I’m not going to participate officially in Nonfiction November because I don’t think I have time to put together posts each week, but I do want to give a shout-out to the event. Reading nonfiction often gets overlooked as being dry or not being as important as “literature.” False dichotomy! Nonfiction is a wide genre, knowing how the world works is always a good ting, and some nonfiction is just as narratively driven as the best fiction. So, anyway, if you like nonfiction and want to celebrate it or you’re new to nonfiction and want some recommendations, check out the event all through November. It kicked off Monday with Rennie atWhat’s Nonfiction:
Take a look back at your year of nonfiction and reflect on the following questions – What was your favorite nonfiction read of the year? Do you have a particular topic you’ve been attracted to more this year? What nonfiction book have you recommended the most?

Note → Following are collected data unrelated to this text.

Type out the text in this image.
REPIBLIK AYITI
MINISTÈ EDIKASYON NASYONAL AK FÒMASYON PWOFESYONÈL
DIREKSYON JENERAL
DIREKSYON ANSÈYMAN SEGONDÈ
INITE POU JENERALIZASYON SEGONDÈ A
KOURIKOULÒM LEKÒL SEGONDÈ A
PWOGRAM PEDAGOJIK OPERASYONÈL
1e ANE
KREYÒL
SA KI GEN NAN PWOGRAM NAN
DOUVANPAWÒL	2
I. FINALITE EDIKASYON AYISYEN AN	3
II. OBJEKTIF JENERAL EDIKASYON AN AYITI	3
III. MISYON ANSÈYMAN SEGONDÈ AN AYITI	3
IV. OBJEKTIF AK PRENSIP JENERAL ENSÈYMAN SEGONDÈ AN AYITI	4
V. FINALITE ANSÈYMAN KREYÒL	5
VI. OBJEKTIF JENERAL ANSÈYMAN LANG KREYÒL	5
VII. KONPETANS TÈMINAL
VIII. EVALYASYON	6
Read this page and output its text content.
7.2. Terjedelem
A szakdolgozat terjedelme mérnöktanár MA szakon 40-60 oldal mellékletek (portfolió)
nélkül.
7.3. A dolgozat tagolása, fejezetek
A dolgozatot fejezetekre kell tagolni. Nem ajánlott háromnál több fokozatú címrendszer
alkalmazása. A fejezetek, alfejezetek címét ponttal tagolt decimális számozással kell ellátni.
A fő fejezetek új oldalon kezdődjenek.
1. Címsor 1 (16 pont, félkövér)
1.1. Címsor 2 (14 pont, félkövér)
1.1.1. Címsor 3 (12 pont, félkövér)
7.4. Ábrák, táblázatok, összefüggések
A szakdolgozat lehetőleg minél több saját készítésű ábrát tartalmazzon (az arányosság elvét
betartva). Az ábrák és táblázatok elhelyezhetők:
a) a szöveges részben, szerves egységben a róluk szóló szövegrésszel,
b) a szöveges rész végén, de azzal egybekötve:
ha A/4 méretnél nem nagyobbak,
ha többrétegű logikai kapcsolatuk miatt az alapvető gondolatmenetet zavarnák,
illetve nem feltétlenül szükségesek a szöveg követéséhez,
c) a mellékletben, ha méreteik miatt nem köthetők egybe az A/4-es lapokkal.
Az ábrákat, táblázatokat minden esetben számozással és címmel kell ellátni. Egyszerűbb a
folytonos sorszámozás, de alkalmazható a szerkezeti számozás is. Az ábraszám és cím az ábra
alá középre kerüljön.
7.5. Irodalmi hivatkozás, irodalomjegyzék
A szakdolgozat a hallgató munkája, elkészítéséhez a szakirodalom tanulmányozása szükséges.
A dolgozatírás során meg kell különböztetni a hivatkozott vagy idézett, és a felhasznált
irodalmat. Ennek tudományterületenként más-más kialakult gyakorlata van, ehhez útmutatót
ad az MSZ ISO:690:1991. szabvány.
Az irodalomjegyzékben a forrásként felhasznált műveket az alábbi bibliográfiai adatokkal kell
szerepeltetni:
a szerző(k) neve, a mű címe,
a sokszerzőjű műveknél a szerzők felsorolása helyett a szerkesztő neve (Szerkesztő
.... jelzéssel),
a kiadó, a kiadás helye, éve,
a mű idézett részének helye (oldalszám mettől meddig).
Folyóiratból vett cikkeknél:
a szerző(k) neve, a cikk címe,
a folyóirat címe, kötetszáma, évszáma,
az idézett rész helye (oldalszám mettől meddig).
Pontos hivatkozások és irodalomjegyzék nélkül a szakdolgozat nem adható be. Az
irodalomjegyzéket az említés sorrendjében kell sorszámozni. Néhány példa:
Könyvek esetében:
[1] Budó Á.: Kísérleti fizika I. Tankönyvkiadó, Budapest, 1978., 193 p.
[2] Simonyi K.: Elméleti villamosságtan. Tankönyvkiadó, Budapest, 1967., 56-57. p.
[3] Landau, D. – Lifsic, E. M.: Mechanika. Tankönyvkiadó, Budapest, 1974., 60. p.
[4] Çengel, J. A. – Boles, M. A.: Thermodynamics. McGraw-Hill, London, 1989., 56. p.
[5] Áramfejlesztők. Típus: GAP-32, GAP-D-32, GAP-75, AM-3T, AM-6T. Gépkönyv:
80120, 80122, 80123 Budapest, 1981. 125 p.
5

I generally try to read about a 30% nonfiction during the year. Right now I’m hanging out at 37% with my two in-progess books also being nonfiction. Here’s a breakdown of what I’ve read and what’s going on in 2021.
Books about writing: Or at least tangentially about writing. It seems I’m trying to come back from what I’ve recently described as my mid-life hiatus.
Creativity: A Short and Cheerful Guide by John Cleese – recommended! It’s short and rather comforting book about, well, creativity.
Wild Mind by Natalie Goldberg (re-read)
The Call of Stories by Robert Coles (re-read)
Zen in the Art of Writing by Ray Bradbury (re-read)
Never Say You Can’t Survive by Charlie Jane Anders
The Letters of Shirley Jackson, edited by Laurence Jackson Hyman (in-progress, but so far, recommended)
Magic books: Not as many magic books as in years past, probably because I’ve maybe been paying too much attention to what I’m “supposed” to be reading.
Strange Cures by Rob Zabrecky – recommended! The least magical of the bunch, this is Rob Zabrecky’s autobiography of living in drug-soaked California as a member of Possum Dixon and later as a magician.
The Coney Island Fakir by Gary R. Brown
Jay’s Journal of Anomales by Ricky Jay
David Copperfield’s History of Magic by David Copperfield, Richard Wiseman, and David Britland (in-progress)
Horror in media: Why? Don’t know, but I have watched a lot of horror movies since April of 2020. A lot.
The Science of Women in Horror by Meg Hafdahl and Kelly Florence
Nightmare Movies by Kim Newman
Danse Macabre by Stephen King – recommended! Even if you’re not a fan of Stephen King or even horror, this is a pretty good primer on horror tropes and what they say about American society (at least from 1950 to 1980).
Science history related: One of my favorite sub-genres of science nonfiction is the history of science. Or maybe one of my favorite sub-genres of history is where it intersects with science. (See also, magic books.)
The Haunting of Alma Fielding by Kate Summerscale – recommended! Also “magic books” related, but much more about the psychology that is behind the want/need to perpetuate a certain type of con, in this case mediumship.
The Reason for the Darkness of the Night by John Tresch – recommended! A great Poe biography, but also about the advancement of science in the US during Poe’s lifetime; how each influenced the other.
Tesla: Inventor of the Modern by Richard Munson
So, that’s a microcosm of my reading this year. I’m sure my TBR will be freshly filled up with great nonfiction titles by the end of the month!